Search code examples
pythonlightgbmboosting

Pred_leaf in lightgbm


While going through the LightGBM docs I found that predict supports a pred_leaf argument. The docs say

pred_leaf (bool, optional (default=False)) – Whether to predict
leaf index.

However, when doing a

data := (1, 28)
gbm := num_boost_round = X

embedding = gbm.predict(data, pred_leaf=True)
embedding.shape  # [1, X]
print(embedding[0, :])  # [29,  2,  8, 26,  2,  2, 16, 18, 25, 30, 16, 25,  0, 17, 15]

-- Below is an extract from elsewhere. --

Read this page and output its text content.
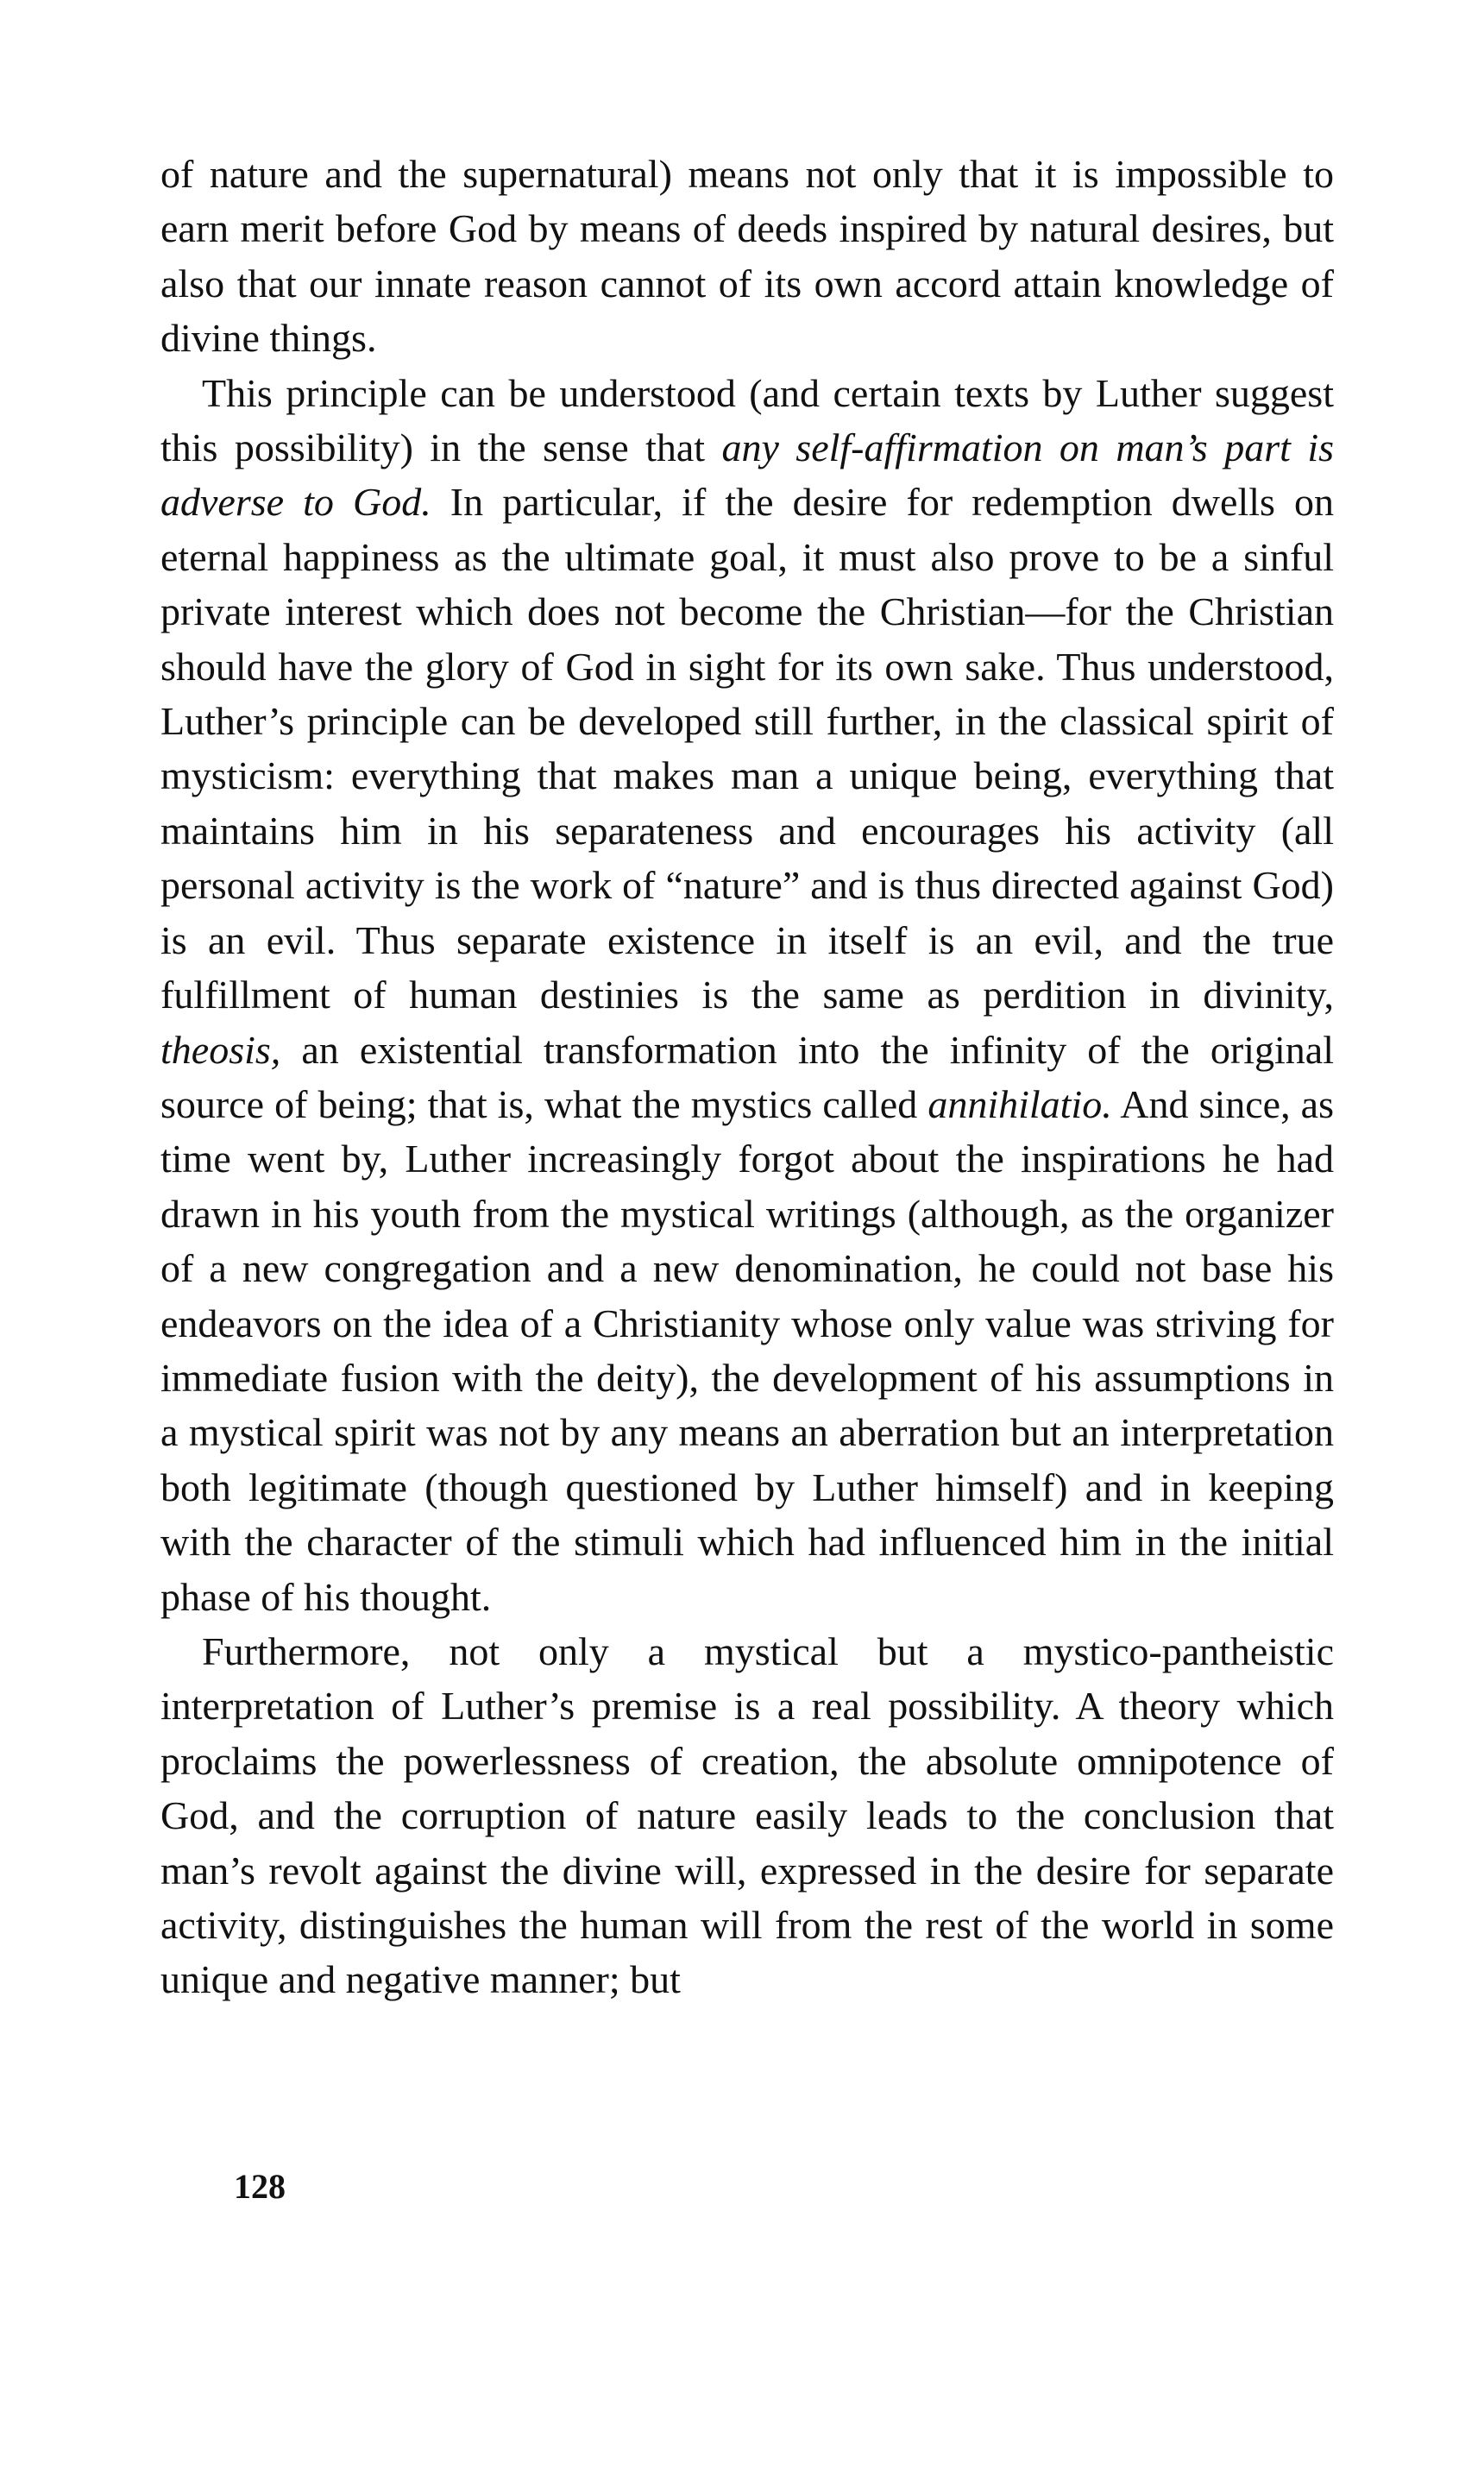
of nature and the supernatural) means not only that it is impossible to earn merit before God by means of deeds inspired by natural desires, but also that our innate reason cannot of its own accord attain knowledge of divine things.

This principle can be understood (and certain texts by Luther suggest this possibility) in the sense that any self-affirmation on man’s part is adverse to God. In particular, if the desire for redemption dwells on eternal happiness as the ultimate goal, it must also prove to be a sinful private interest which does not become the Christian—for the Christian should have the glory of God in sight for its own sake. Thus understood, Luther’s principle can be developed still further, in the classical spirit of mysticism: everything that makes man a unique being, everything that maintains him in his separateness and encourages his activity (all personal activity is the work of “nature” and is thus directed against God) is an evil. Thus separate existence in itself is an evil, and the true fulfillment of human destinies is the same as perdition in divinity, theosis, an existential transformation into the infinity of the original source of being; that is, what the mystics called annihilatio. And since, as time went by, Luther increasingly forgot about the inspirations he had drawn in his youth from the mystical writings (although, as the organizer of a new congregation and a new denomination, he could not base his endeavors on the idea of a Christianity whose only value was striving for immediate fusion with the deity), the development of his assumptions in a mystical spirit was not by any means an aberration but an interpretation both legitimate (though questioned by Luther himself) and in keeping with the character of the stimuli which had influenced him in the initial phase of his thought.

Furthermore, not only a mystical but a mystico-pantheistic interpretation of Luther’s premise is a real possibility. A theory which proclaims the powerlessness of creation, the absolute omnipotence of God, and the corruption of nature easily leads to the conclusion that man’s revolt against the divine will, expressed in the desire for separate activity, distinguishes the human will from the rest of the world in some unique and negative manner; but

128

I don't understand why it is outputting an array that is filled as opposed to a one-hot vector or a scalar value? It says it predicts the leaf index? Can this be used as an "embedding" to another model?

Ps: I'd post this in stats-stackexchange but it looks like this is 1) specific to lightgbm and 2) they don't have a lightgbm tag


Solution

  • The output of LightGBM predict with pred_leaf argument set to True is an array of shape(nsample, ntrees) containing int32 values.

    Each integer entry in the matrix indicates the predicted leaf index of each sample in each tree.

    Since the leaf index of a tree is unique per tree, you may find the same leaf number in many different columns.

    As for as its behaviour, this LightGBM prediction function mimicks an analogous one present in XGBoost (https://xgboost.readthedocs.io/en/latest/python/python_api.html).